The hypoglycaemic effect is not restricted to the fasting state. Inducing acute ketosis lowers the postprandial glycaemic curve after a dextrose challenge without inducing significant differences in insulin secretion22. One of the proposed mechanisms is that βHB-mediated inhibition of lipolysis23 depletes the blood supply of fatty acids, driving an increase in glucose uptake. However, this has not been observed after the ingestion of niacin, which also blocks lipolysis and has no effect on gluconeogenesis24. Moreover, while inhibiting lipolysis would restrict the amount of glycerol available to fuel gluconeogenesis, in the fasting human, L-alanine and lactate, not glycerol, are the main relative contributors to liver gluconeogenesis25. Figure 5 summarises the mechanisms whereby exogenously induced acute ketosis lowers blood glucose concentration.
Limitations of this study
First, the relative of L-alanine to gluconeogenesis varies depending on whether a person is in the fed or fasted state26,27. Participants in this study were all fasted, and this was necessary for control purposes. Future studies may choose to investigate the same question in postprandial participants. Second, the contribution of a ketone ester liver-specific effect cannot be ruled out.

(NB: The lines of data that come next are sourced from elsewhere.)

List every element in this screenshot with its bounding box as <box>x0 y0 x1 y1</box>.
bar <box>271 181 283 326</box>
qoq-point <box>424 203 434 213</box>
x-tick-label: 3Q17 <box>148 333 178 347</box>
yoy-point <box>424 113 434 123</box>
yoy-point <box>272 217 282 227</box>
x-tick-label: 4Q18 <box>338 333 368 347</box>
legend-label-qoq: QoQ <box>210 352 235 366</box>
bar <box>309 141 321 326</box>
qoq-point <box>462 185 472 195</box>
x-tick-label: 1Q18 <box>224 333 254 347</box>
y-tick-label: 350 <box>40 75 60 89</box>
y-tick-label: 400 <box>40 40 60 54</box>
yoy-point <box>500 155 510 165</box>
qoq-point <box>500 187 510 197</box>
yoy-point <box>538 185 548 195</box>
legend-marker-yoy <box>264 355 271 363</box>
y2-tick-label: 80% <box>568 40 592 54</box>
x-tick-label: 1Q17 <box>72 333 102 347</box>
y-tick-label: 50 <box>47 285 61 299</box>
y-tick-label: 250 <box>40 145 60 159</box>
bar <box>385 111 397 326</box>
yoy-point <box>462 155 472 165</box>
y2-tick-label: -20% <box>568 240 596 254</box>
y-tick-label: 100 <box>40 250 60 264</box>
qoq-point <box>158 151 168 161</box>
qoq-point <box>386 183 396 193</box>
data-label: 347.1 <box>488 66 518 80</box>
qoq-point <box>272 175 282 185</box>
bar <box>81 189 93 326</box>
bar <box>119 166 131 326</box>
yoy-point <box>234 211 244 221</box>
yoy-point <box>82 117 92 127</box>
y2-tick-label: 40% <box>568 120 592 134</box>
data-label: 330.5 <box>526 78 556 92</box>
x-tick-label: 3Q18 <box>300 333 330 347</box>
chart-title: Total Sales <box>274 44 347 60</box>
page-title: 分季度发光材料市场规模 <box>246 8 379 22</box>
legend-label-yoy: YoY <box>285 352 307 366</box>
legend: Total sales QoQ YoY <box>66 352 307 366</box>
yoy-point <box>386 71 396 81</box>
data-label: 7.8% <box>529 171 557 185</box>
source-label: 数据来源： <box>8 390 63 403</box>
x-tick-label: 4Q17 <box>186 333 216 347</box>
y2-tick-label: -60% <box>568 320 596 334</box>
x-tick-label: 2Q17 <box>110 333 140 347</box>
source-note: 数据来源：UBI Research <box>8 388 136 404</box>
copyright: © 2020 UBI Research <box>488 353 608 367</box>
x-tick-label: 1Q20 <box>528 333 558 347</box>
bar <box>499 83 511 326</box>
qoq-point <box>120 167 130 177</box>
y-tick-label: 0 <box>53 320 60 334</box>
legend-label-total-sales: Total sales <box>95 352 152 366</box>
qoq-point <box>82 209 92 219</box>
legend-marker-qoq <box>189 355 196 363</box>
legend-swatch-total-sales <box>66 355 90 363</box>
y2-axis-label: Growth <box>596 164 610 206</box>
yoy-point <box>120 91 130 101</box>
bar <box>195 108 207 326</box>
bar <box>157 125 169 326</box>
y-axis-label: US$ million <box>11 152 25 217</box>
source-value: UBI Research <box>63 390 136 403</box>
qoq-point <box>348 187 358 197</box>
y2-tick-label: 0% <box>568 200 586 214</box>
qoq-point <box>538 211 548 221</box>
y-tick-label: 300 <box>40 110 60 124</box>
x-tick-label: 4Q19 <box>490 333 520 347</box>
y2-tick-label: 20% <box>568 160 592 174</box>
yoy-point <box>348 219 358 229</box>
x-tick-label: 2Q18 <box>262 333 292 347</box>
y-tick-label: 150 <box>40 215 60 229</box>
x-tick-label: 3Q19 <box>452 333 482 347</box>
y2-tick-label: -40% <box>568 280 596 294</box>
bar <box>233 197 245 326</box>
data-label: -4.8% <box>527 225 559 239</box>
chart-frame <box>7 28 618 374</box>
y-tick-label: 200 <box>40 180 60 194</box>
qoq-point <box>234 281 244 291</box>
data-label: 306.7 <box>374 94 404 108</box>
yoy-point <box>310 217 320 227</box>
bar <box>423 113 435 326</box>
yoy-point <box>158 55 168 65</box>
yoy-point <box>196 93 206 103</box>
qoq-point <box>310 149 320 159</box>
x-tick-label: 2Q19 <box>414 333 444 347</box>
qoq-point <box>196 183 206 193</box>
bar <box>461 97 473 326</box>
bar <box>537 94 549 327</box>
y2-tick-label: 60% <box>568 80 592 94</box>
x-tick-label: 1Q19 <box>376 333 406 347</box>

However, the liver cannot oxidise ketone bodies28 and, while the hepatic conversion of butanediol derived from ketone ester into βHB would alter hepatocyte NAD/NADH balance (which could impact endogenous glucose production), studies comparing the ingestion of equimolar quantities of ketone salts and ketone esters (that lack a butanediol component) demonstrate hypoglycaemic effects of similar magnitudes9.
Future Directions
These data demonstrate, in healthy humans, that a reduction in L-alanine availability to fuel gluconeogenesis is a major contributor to the hypoglycaemic effects of acute ketosis. Because gluconeogenesis is pathologically elevated during insulin resistance, and gluconeogenesis is a major contributor to poor glycaemic control in T2D, future studies will investigate the potential for exogenous ketosis to manage hyperglycaemia in T2D.